Samuel Bemiss, a prominent businessman and civic leader, served as president of the Virginia Historical Society and worked with the Library of Virginia and the Atlantic Rural Exposition (which presents the State Fair).
From all reports, the interior of the former Bemiss home has little in common with the floor plan of the Executive Mansion.
FitzGerald Bemiss says the house was built before air conditioning and was oriented to a series of terraces to make summer in the city more pleasant.
“Gillette was involved in it,” says Bemiss, referring to Charles Gillette, a landscape architect who was highly popular throughout the first half of the 20th century in high-stepping society — working on both residential and corporate landscaping projects here. [Gillette’s work can be seen during Garden Week: See Home Front.]
“He and my mother had lots of discussions,” he says. “The circle in the front drive, and the poplar trees in front were inevitable.”
Both a circular drive and poplar trees mark the front of the Executive Mansion, whose grounds were also designed by Gillette.
Coincidence?
It’s one of the ironies of Richmond architecture that the Home for Needy Confederate Women is a scaled-down version of the federal White House. By what hoax did the widows of Confederate soldiers come to reside in a place that looked like Abe Lincoln’s official residence at 1600 Pennsylvania Ave.?
Built in 1930, the building lost the last of its resident ladies in 1989. The building now houses the Virginia Museum of Fine Arts Center for Education and Outreach.
The building was one of a number of other structures that constituted the Old Soldiers’ Home of R.E. Lee Camp No. 1 of the United Confederate Veterans. It occupied the block bounded by Boulevard, Grove, Sheppard and Kensington.

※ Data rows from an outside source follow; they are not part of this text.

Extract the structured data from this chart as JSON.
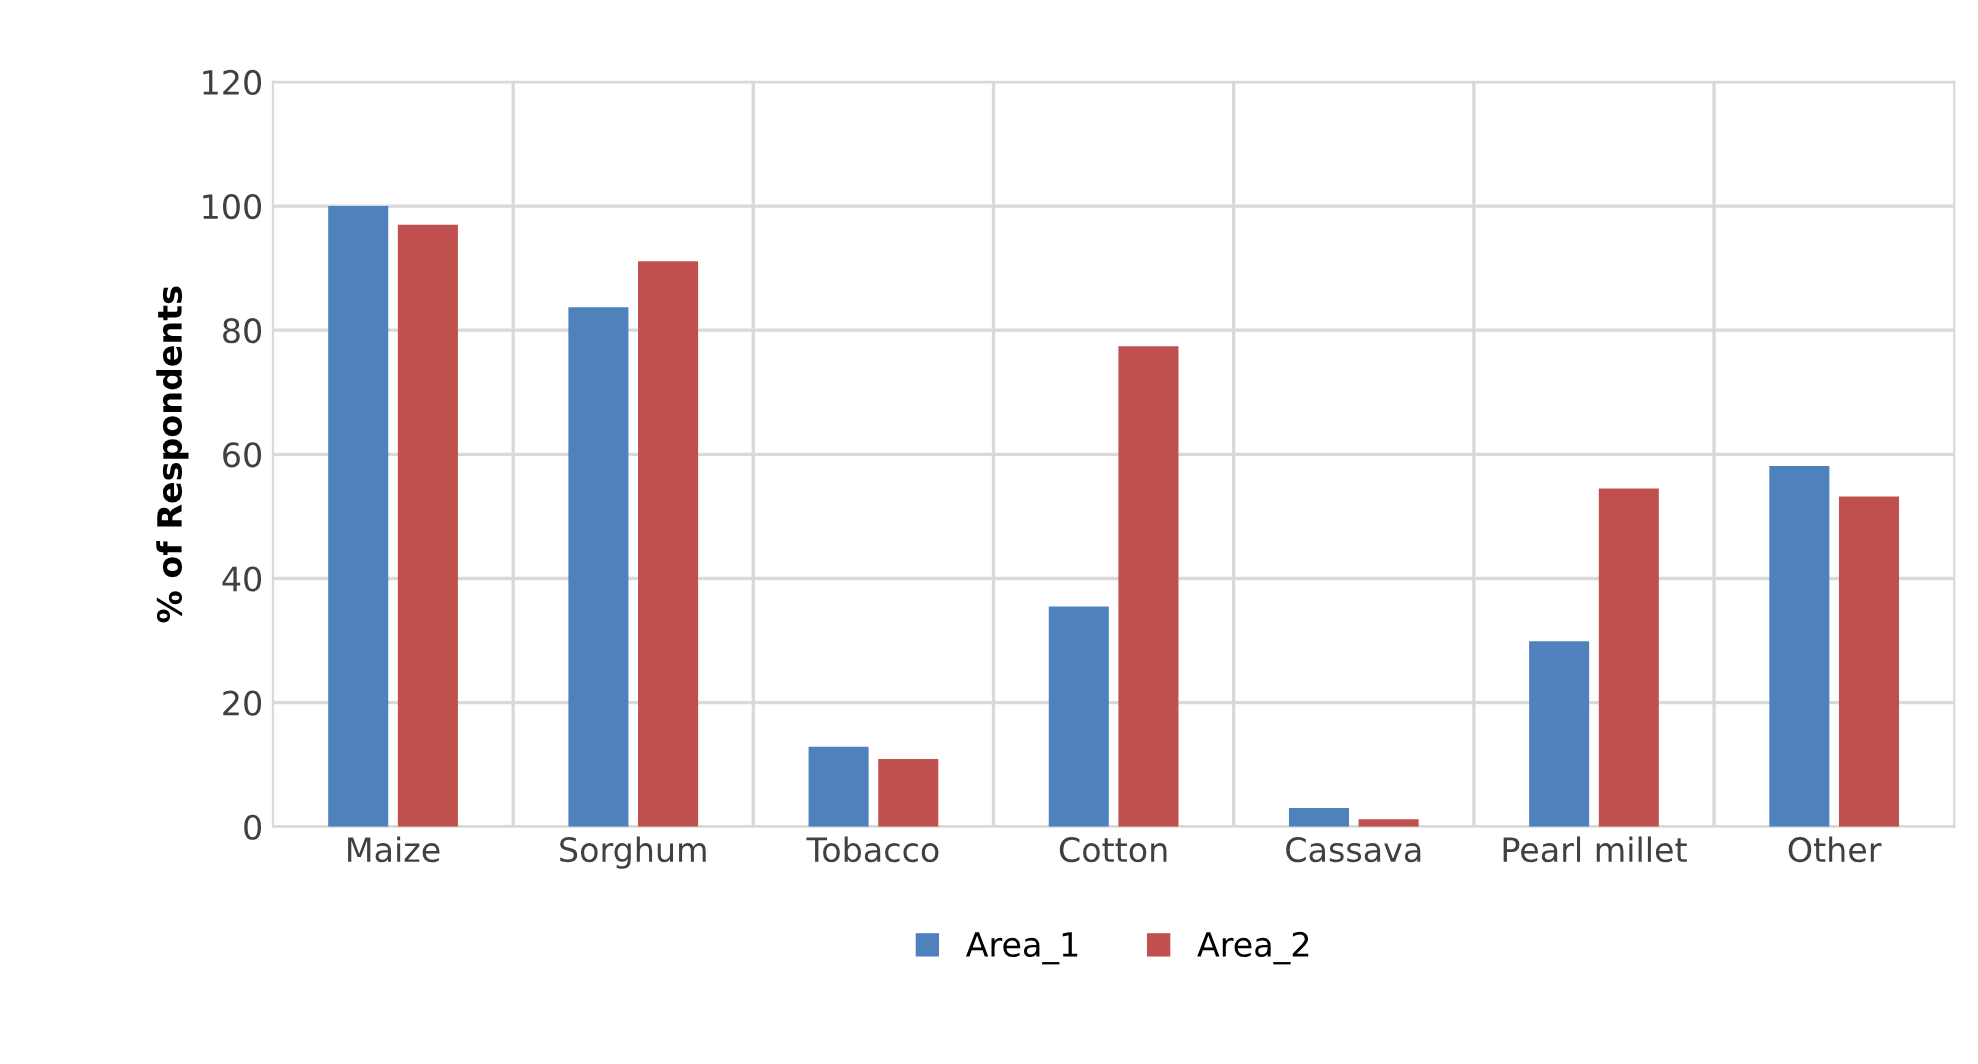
{
  "chart_data": {
    "type": "bar",
    "ylabel": "% of Respondents",
    "categories": [
      "Maize",
      "Sorghum",
      "Tobacco",
      "Cotton",
      "Cassava",
      "Pearl millet",
      "Other"
    ],
    "series": [
      {
        "name": "Area_1",
        "color": "#4f81bd",
        "values": [
          100,
          83.7,
          12.9,
          35.5,
          3.0,
          29.9,
          58.1
        ]
      },
      {
        "name": "Area_2",
        "color": "#c0504d",
        "values": [
          97,
          91.1,
          10.9,
          77.4,
          1.2,
          54.5,
          53.2
        ]
      }
    ],
    "ylim": [
      0,
      120
    ],
    "yticks": [
      0,
      20,
      40,
      60,
      80,
      100,
      120
    ],
    "grid": true,
    "legend": "bottom"
  }
}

The architect for the building was Merrill C. Lee of the firm of Lee, Smith and Van Dervoort. The building is built of glorious limestone, a material and color not unlike what lies under the actual White House’s coats of white paint (it has been painted repeatedly an uninteresting shade of white ever since it was singed by the British during the War of 1812).
How Merrill Lee came to bring a White House in miniature to a Confederate Valhalla, however, remains a mystery.